1. Preliminary PMIs for Nov are mostly up: but, the pace is slowing. Higher costs are being passed on to consumers: brace for continued inflation

  • The preliminary PMI data (Nov) are out for select countries. The main messages are: (1) the pace of growth is easing; (2) inflation continues to be a concern given supply chain bottlenecks (though retail sales data seem to suggest strong demand and early “holiday season” shopping sprees); (3) given that higher costs are being passed on to consumers, (core) inflation will continue to tick up.
  • Other than Germany, all other PMI readings have edged up in Nov (table below). The eurozone has performed better than expected; but the survey was conducted prior to the resurgence of Covid cases (compared to a week ago, numbers are up by 30% in Germany, 59% in Spain and 83% in France vs UK’s 8% rise, as per FT’s analysis on data from national health ministries – the rollout of and uptake of booster shots seem to have helped the UK). So, the final reading might be tweaked in places that have introduced new restrictive measures.
  • South Korea became the latest central bank to hike rates this morning, raising its interest rate by one percentage point to 1% (this is its 2nd hike, over concerns of inflation and rising household debt). New Zealand also raised rates for the second time yesterday – rates are up to 0.75%.
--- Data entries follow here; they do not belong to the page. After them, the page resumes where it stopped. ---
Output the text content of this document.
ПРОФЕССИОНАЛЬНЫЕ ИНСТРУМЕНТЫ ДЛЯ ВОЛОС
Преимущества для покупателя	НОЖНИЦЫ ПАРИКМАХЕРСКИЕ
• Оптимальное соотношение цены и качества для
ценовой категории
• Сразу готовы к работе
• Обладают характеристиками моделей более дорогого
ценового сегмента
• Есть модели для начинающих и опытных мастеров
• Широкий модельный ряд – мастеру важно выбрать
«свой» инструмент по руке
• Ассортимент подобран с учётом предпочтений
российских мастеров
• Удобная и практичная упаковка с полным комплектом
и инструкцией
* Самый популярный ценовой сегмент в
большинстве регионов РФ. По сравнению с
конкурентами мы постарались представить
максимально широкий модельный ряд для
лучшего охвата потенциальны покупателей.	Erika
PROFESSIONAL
2. Food & raw material prices have been on the rise; shipping costs too!

  • Not only have food prices been on the rise globally, but also metal and industrial input prices
  • The increase in shipping costs will result in further inflationary pressures. An UNCTAD report found that a sustained uptick in freight rates will likely raise global consumer prices by an additional 1.5% between now and 2023. Furthermore, import-dependent developing nations will likely bear the brunt of these higher shipping costs (More: https://unctad.org/system/files/official-document/rmt2021_en_0.pdf)
  • Sea-Intelligence forecasts that it could take up to 30 months for the rates to return to normal
  • While high value products can be sent via air freight, it tends to be more expensive. But the speed will partially support meeting peak season demand, especially as capacity in the belly of passenger aircraft improves (Sep showed the least decline in such capacity since the start of the crisis)

3. Global trade to grow by 10.8% in 2021 (WTO), with large regional disparities; air freight indicator remains above trend

  • Middle East is projected to have one of the weakest recoveries on both the exports & imports side
  • Oil-dependent exporting nations have only partially recovered losses from 2020
  • The Goods Trade Barometer, a leading indicator, dropped to 99.5 in Sep – likely a combination of disruptions in production, supply chain issues and a potential ”tapering” of import demand
  • All drivers of goods trade declined in Sep compared to the previous period. Air freight remains above trend, as exporters used it as an alternative (as highlighted in the previous slide)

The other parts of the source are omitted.